The book goes on to discuss the subject of credit and debt - which of course rose hugely after the Big Bang (financial deregulation) in the Thatcher/Lawson era and the period leading up to this book, and has loomed even larger in recent years. For those of us who meet people in variously worrying degrees of debt through working at the CAB, it couldn't be more relevant. Selby then addresses the equally big topic of international indebtedness which constrains the lives of nations as well as individuals.

SCRUTON ON RELIGION

THE SACRED AND THE HUMAN

Roger Scruton is worth reading in this old article from 2008 on religion and conflict. Propect magazine have been digging up some of their best from over the years.  This is one of them.
He makes quite a lot of the French anthropologist Rene Girard - who came up once in a Wychwood Circle discussion - and clearly sees him as a big influence on current religious thought.  Girard also comes up a lot in the writings of the Catholic theologian James Alison. In this article Scruton is interested in Girard's argument that religion is not the cause of violence, but the solution to it. 
In passing Scruton refers to caricatures of religion by people like Christopher Hitchens and sets the scene for his discusssion of "the anthropology of religion" by pointing out that post-Enlightenment thinkers realised that "religion is not, in essence, a matter of doctrine, but of something else. And they set out to discover what that might be..." 

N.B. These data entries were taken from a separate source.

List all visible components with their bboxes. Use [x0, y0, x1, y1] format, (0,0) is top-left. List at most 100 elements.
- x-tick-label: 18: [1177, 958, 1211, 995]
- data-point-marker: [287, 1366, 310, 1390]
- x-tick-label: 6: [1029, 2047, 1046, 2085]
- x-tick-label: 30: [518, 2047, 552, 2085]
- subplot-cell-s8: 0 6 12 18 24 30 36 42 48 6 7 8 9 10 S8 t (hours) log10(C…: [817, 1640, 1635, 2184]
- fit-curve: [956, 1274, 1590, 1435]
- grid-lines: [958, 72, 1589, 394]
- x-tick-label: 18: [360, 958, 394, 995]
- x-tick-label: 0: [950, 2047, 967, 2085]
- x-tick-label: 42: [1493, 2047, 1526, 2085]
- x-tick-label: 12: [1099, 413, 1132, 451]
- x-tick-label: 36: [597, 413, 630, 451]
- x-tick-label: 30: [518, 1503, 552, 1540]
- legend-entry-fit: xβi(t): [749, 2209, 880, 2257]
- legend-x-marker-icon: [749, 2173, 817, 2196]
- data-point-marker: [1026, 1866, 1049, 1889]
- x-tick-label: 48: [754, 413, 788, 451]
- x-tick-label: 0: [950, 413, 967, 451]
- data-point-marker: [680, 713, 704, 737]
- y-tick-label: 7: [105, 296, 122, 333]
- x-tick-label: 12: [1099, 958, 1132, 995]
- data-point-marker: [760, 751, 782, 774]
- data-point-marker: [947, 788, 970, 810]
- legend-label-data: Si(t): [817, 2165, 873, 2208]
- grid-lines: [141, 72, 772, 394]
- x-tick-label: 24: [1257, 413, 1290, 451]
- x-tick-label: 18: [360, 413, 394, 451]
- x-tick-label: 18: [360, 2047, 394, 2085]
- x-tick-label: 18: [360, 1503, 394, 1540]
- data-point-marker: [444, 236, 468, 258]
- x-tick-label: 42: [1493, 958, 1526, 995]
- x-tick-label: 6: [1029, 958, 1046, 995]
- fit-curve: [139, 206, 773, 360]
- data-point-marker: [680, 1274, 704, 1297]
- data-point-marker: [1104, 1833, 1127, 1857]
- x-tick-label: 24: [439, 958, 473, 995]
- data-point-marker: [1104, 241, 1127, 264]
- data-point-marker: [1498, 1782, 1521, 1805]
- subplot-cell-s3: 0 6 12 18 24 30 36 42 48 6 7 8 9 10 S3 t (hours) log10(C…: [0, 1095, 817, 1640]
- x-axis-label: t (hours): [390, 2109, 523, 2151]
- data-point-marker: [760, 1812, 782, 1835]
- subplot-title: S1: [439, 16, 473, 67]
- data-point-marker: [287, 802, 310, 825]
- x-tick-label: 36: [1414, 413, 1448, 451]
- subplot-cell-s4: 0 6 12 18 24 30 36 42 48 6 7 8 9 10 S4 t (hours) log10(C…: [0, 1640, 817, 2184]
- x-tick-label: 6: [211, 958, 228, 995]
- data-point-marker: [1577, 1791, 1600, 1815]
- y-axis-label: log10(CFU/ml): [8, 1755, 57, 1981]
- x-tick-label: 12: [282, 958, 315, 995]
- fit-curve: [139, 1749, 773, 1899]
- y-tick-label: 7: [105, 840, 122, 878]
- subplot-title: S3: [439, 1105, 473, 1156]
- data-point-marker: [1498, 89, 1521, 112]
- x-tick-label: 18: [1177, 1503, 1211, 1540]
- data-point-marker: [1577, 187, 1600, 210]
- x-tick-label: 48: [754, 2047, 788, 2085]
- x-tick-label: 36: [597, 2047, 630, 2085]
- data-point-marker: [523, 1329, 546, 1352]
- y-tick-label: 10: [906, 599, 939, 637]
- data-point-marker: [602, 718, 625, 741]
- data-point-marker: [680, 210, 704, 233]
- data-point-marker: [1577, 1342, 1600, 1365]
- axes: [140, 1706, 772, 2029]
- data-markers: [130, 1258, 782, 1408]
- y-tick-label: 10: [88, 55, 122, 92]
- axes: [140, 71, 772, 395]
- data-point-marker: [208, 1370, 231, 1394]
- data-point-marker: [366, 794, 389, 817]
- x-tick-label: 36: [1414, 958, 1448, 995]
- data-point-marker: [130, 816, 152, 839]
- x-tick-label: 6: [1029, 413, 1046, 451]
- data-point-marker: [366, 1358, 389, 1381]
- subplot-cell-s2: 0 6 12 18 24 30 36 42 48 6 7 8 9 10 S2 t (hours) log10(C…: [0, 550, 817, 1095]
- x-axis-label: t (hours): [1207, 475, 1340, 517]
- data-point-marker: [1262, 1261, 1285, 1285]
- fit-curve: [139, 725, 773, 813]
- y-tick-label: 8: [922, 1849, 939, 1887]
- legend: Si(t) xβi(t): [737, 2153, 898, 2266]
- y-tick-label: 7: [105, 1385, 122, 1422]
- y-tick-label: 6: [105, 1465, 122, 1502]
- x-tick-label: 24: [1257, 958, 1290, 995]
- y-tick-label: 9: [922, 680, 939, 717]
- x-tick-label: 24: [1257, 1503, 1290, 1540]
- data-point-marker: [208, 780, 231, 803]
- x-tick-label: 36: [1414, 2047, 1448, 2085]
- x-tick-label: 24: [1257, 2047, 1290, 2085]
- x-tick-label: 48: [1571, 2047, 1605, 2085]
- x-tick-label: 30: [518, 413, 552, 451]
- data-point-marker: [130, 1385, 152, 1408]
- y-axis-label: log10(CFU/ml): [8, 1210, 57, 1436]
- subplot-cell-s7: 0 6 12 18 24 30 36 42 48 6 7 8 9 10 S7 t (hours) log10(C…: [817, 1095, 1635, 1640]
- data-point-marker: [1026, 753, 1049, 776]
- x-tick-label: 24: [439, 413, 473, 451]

http://www.prospectmagazine.co.uk/magazine/roger-scruton-on-religion/

INTRODUCING WYCHWOOD CIRCLE

Welcome to Wychwood Circle

Wychwood Circle meets once a month at Wychwood Library in the village of Milton under Wychwood in West Oxfordshire. It is an open forum attended by people from many miles around, with a range of philosophical, theological and spiritual standpoints.  Our tag is that we discuss what we believe and what we believe in.  Initial discussions centred on the concept and practice of compassion, with or without a religious approach or motivation.  On September 30th, instead of basing our dicussion on chapters from a book, we will be playing host to Chris Sole who will present the theme "Compassion and Mindfulness: a Buddhist's view" as a starting point.

Meetings are from 19:00 to 21:00, usually (with the exception above) on the second Sunday of the month.